Baimel also cited discontent among Row House residents, who do not receive a share of the 800 copies of The New York Times or the 600 copies of the San Jose Mercury News papers distributed on campus Monday through Friday. He said the group is addressing the problem, and copies are available at the quad and at a few other locations besides dining halls.
Provost John Etchemendy was “very sympathetic” to the program’s requests for emergency funding, said Baimel, who attended a meeting with the Provost and leaders of the SNRP.
Seeing that the group fell just short of gaining the necessary endorsement, Etchemendy agreed to help the group for this year only, Baimel said.
According to Baimel, this is not the first time the Provost has helped a student group that lost special fees, although he could not name any other group specifically.

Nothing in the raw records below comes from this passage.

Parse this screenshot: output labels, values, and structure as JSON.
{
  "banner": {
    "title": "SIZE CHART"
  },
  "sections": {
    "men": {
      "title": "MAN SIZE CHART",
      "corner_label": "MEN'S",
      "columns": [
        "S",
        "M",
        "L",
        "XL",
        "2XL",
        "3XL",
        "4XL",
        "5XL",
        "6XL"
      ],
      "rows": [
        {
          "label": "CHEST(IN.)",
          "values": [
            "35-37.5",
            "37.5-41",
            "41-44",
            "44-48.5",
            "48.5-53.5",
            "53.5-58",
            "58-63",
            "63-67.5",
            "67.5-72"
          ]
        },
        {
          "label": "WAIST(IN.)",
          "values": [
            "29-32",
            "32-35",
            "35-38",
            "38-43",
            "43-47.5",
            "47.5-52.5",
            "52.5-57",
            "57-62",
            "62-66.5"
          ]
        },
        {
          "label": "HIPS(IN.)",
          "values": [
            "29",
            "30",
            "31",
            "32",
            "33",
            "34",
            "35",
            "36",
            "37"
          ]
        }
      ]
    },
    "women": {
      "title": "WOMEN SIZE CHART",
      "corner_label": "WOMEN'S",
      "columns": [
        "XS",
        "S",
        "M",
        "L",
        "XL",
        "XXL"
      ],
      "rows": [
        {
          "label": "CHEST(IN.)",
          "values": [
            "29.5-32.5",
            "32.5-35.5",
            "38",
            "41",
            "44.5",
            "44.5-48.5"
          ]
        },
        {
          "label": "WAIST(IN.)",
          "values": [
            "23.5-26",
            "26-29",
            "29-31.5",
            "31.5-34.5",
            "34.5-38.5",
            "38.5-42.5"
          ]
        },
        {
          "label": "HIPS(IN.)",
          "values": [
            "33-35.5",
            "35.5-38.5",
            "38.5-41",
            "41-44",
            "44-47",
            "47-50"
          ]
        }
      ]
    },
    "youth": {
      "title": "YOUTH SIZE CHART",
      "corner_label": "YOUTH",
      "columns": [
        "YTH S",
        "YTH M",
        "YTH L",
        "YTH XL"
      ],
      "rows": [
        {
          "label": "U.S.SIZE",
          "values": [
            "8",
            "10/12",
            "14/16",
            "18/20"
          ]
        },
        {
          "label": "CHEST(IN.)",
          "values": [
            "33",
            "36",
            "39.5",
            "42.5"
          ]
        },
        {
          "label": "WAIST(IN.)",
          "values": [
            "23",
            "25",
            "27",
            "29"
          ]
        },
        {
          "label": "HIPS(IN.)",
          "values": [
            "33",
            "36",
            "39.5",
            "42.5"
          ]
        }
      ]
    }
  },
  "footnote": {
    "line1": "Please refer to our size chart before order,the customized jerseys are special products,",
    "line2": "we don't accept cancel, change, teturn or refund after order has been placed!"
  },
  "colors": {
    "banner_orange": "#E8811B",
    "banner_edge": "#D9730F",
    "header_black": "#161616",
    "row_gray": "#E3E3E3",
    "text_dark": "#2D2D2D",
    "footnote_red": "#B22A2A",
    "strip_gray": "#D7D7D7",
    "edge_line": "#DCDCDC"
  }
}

In addition to funding from the Provost, the SNRP will also draw on unused special fees from previous years.
“The way special fees works is that groups rarely spend all the money that they ask for, so groups build up large reserve accounts,” Baimel said.
But reserves were not enough to keep SNRP afloat and, though the Provost is making up the difference this year, his office will not be supplementing next year’s fees, Qayumi wrote.
“He made it very clear that this was something his office pretty much never does,” Qayumi wrote. “[H]is response to student groups who ask for ‘bailouts’ is always, ‘If your group deserves our funding, then why couldn’t you get enough votes.’”
He said the SNRP will be back on the special fees ballot next spring, though for undergraduates only.